24 Ağustos 2011 Çarşamba

Bekleme Modu

-Açık mı bilgisayar? Açayım mı? Açtım. Açılıyor.

Erdem: Açıktı ama…

- Yok. Kapalıymış. Açık da olsa sonuçta belli bir zaman geçince kapanıyor. Bekleme modu diye bir şey var. O devreye giriyor, bilgisayarı kapatıyor. Ondan kapalı duruyordu yani.

Erdem: Hımm…

İç ses: Hadi ya!

İnsanımız bildiğini düşündüğü konular üzerine sonu gelmez açıklamalar yapmakta uzman. Bir de bu konu teknoloji üzerine olunca, bahsedilen teknolojik aletin tüm prosesini anlatmak sanırım süper bir haz veriyor insanlara. “İşte bak asansörün burada düğmesi var, basınca hava üflüyo, fan bu fan, hava sıcaksa, basıyosun düğmeye, üflüyo, fan işte bu” diye bir cümle duyduğumda hafif hafif düşünmeye başlamıştım bu konu üzerinde ve bugün bu diyalogu yaşayınca emin oldum artık, bir insanın sahip olduğu tüm teknolojik bilgiyi tüm detaylarıyla tüm insanlara sunmak istemesi durumundan.

Benim teknolojiyle tanışmam ne zaman ve nasıl oldu, tam olarak hatırlamıyorum. Ama 1987 doğumlu bir insanın, insan gibi bir teknolojiyle karşılaşması biraz zaman almıştır diye düşünüyorum. O zamanlar televizyonun üzerindeki bir düğmeye basıp da kanalı değiştirince bile, insanlar inanılmaz bir iş başarmış gibi gurur dolu bakışlarla etrafı süzüyordu. Yani aslında, ben yapıyordum bunu. Birkaç tane yaşıtımı da “Bakın şimdi çok ilginç bi şey yapıcam” diyerek kandırmaya çalışmışlığım, fakat kimseyi kandıramayınca da sanki çok biliyormuş gibi bu işlemin nasıl olduğunu anlatmaya çalışmıştım. (“Burda bi düğme var, oraya basınca değişiyo kanal” şeklinde bir açıklamam vardı) Umarım teknolojiyle ilk tanışmam böyle idiotça bir şey sayesinde olmamıştır.

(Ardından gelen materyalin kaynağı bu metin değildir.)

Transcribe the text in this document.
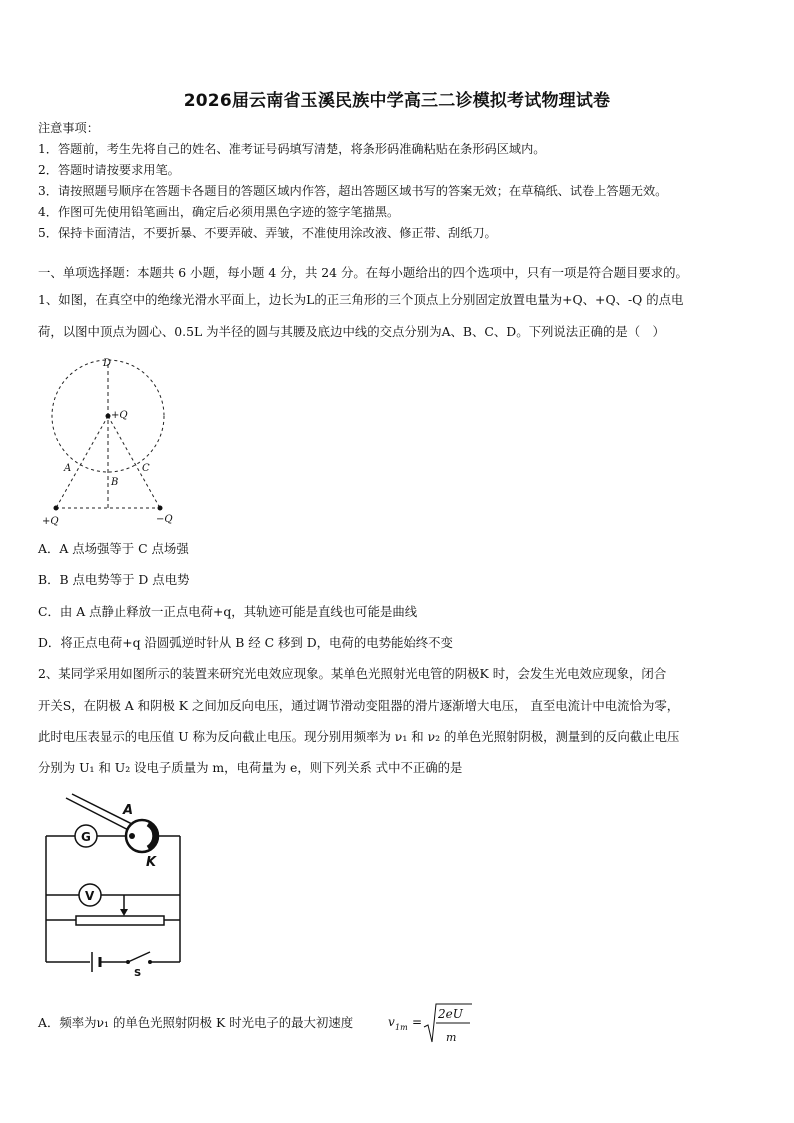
2026届云南省玉溪民族中学高三二诊模拟考试物理试卷
注意事项：
1．答题前，考生先将自己的姓名、准考证号码填写清楚，将条形码准确粘贴在条形码区域内。
2．答题时请按要求用笔。
3．请按照题号顺序在答题卡各题目的答题区域内作答，超出答题区域书写的答案无效；在草稿纸、试卷上答题无效。
4．作图可先使用铅笔画出，确定后必须用黑色字迹的签字笔描黑。
5．保持卡面清洁，不要折暴、不要弄破、弄皱，不准使用涂改液、修正带、刮纸刀。
一、单项选择题：本题共 6 小题，每小题 4 分，共 24 分。在每小题给出的四个选项中，只有一项是符合题目要求的。
1、如图，在真空中的绝缘光滑水平面上，边长为L的正三角形的三个顶点上分别固定放置电量为+Q、+Q、-Q 的点电
荷，以图中顶点为圆心、0.5L 为半径的圆与其腰及底边中线的交点分别为A、B、C、D。下列说法正确的是（　）
D
+Q
A	C
B
+Q	−Q
A．A 点场强等于 C 点场强
B．B 点电势等于 D 点电势
C．由 A 点静止释放一正点电荷+q，其轨迹可能是直线也可能是曲线
D．将正点电荷+q 沿圆弧逆时针从 B 经 C 移到 D，电荷的电势能始终不变
2、某同学采用如图所示的装置来研究光电效应现象。某单色光照射光电管的阴极K 时，会发生光电效应现象，闭合
开关S，在阴极 A 和阴极 K 之间加反向电压，通过调节滑动变阻器的滑片逐渐增大电压， 直至电流计中电流恰为零，
此时电压表显示的电压值 U 称为反向截止电压。现分别用频率为 ν₁ 和 ν₂ 的单色光照射阴极，测量到的反向截止电压
分别为 U₁ 和 U₂ 设电子质量为 m，电荷量为 e，则下列关系 式中不正确的是
A
K
G
V
S
A．频率为ν₁ 的单色光照射阴极 K 时光电子的最大初速度	v 1m =
2eU
m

İşte ilkokula başladık falan, o zamanlar da saçma sapan bir müziğin öğretmeni harekete geçirerek sınıftan dışarı çıkarması çok garip gelmişti bana. Bunun nasıl gerçekleştiğini idrak edebilmek için uzun süre düşünmüş, derste bizden sıkılan öğretmenin garip bir mekanizmayı harekete geçirdiğini ve böylece kendini dışarı attığını sanmış, fakat yine bildiği teknolojiyi herkese anlatmaya hevesli bir arkadaş tarafından sınıfın tüm bahçeye hakim olan bir penceresinin yanına çağrılmış ve minik bir elin gösterdiği hoparlör gibimsi şeyi görüp sesin ondan geldiğini anlamıştım. (“Sonra bu arkadaş Microsoft’a kabul edildi” diye devam etmek isterdim hikayeye ama bu şekilde fantastik hikayelerim yok.)

Aslında teknolojiyle süper bir aram yok benim. Mesela arabanın sadece direksiyonunu bilirim, bir de kapısını açıp kapatabilirim. Herhangi bir bilgisayarın bir yerine bir şey olduğunda da “RAM’inden işte hep, o yapıyo bunu” şeklinde bir hipotezle gelirim. Gün içinde kullandığım teknolojiler de otobüste akbil basmak ve Facebook’a girmekle sınırlı. Bir de kendimi geliştirip 9 SMS’lik karakteri bir kerede göndermişliğim var. Yani teknolojik bir prosesi anlatmak için belki benden daha uygun bir aday yoktur ama hep bildiğim yerlerden karşıma çıkar anlatılan şeyler. Bir gün de birisi beni karşısına alıp şöyle dünyamı değiştirecek gelişmelerden bahsetmez ki! Varsa yoksa fan, varsa yoksa bilmem ne güç modu! Off ooff!

İrem yanıma geliyor, “bilgisayarı kapatma demiştim, niye kapattın?” diye soruyor. “Kapalı değil o, bekleme moduna alıy….” diye başlıyorum, duruyorum, “Açık o bilgisayar” diye kısa bir açıklama yapıyorum. Sonra İrem’e dönüp beni yalnız bırakmasını istiyorum.